А уж когда надыбал Крутаков, по ее же капризу — краденые, кажется, какие-то, неавторизованные, любительские — записи виолончельных сюит Баха — с западных камерных концертов Ростроповича (аллеманда и сарабанда, например, в одной из сюит были записаны явно прямо с микрофона на сцене в каком-то концертном зале, а другие части — чуть не кустарным, вынесенным микрофоном, судя по звуку, в совсем крошечном каком-то помещении. В нескольких сюитах некоторые музыкальные части и вообще отсутствовали, шли через одну. А в третьей сюите, судя по разному аудиофону и катастрофически разному качеству, каждая часть вообще записывалась в отдельности, в разных местах), Елене, забравшейся на Юлин подоконник с Юлиным же раздолбанным магнитофоном — и заткнувшей уши ярко-желтыми наушниками с узкими наконечниками (напоминавшими стетоскоп, которым, в плюс к пофигометру, вооружена была каряя врачиха, делавшая щедрую распродажную скидку на давление) — казалось, что мечтать в жизни после этого неслыханного счастья в общем-то больше почти и не о чем.

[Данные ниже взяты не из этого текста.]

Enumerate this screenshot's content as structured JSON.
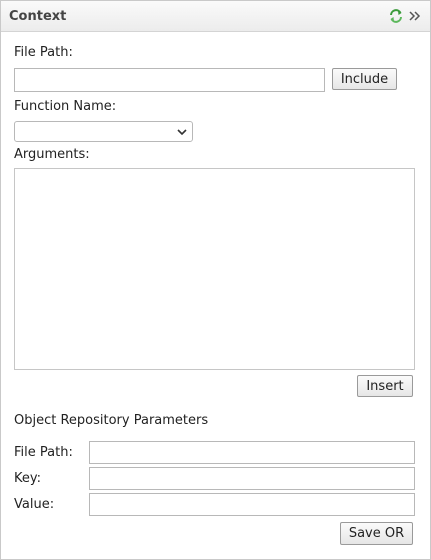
{
  "panel": {
    "title": "Context",
    "icons": {
      "refresh": "refresh-icon",
      "collapse": "double-chevron-right-icon"
    }
  },
  "include": {
    "file_path_label": "File Path:",
    "file_path_value": "",
    "include_button": "Include"
  },
  "function": {
    "label": "Function Name:",
    "selected": ""
  },
  "arguments": {
    "label": "Arguments:",
    "value": "",
    "insert_button": "Insert"
  },
  "object_repository": {
    "heading": "Object Repository Parameters",
    "file_path_label": "File Path:",
    "file_path_value": "",
    "key_label": "Key:",
    "key_value": "",
    "value_label": "Value:",
    "value_value": "",
    "save_button": "Save OR"
  },
  "colors": {
    "refresh_green": "#3a9a3a",
    "border": "#b8b8b8"
  }
}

На другой стороне переулка солнце, отражаемое окнами Юлиного дома, клеило медовые римские цифры как попало, на блеклые трещины дома напротив, метя меж окон — но иногда мажа, и провоцируя тройной пинг-понг. А когда Елена раскрыла левую створку окна — с ее руки через весь переулок ярко перемахнула огромная жар-птица — и села на стену противоположного дома.
Запись начиналась с прелюдии второй сюиты — и Елена разом позабыла, что кроме нее еще есть кто-то в комнате, на свете. Виолончельная грусть разом заставила все звучать внутри — в диссонанс с солнечным жарким днем, игривые блики которого видела перед собой за окном. Начался растерянный, умный и грустный диалог — и, неожиданно, Крутаков — находившийся от нее в нескольких метрах, валявшийся, почитывавший, как обычно, с чаем — был перенесен во внутреннее пространство — и у Елены почему-то сжалось от страха за него сердце и, вместе с ре-минорной раздумчивостью, обрывались теперь все ее внутренние струны — потому что разом как-то вдруг почувствовала, что вот эта вся Крутаковская о ней забота, весь этот Крутаковский испуг за нее, как только он видит первые признаки ее тоски, та поспешность, с которой Крутаков кидается ее утешать, подстраховывать и завивать диковинными виньетками ее внимание — являются только эхом его личного опыта, и означают ведь, на самом деле, что Крутаков сам разрушительное действие схожей какой-то (но совершенно из-за каких-то других, неведомых ей, причин возникшей) тоски испытал — и испытал сторицей — и оттого и пытается уберечь ее.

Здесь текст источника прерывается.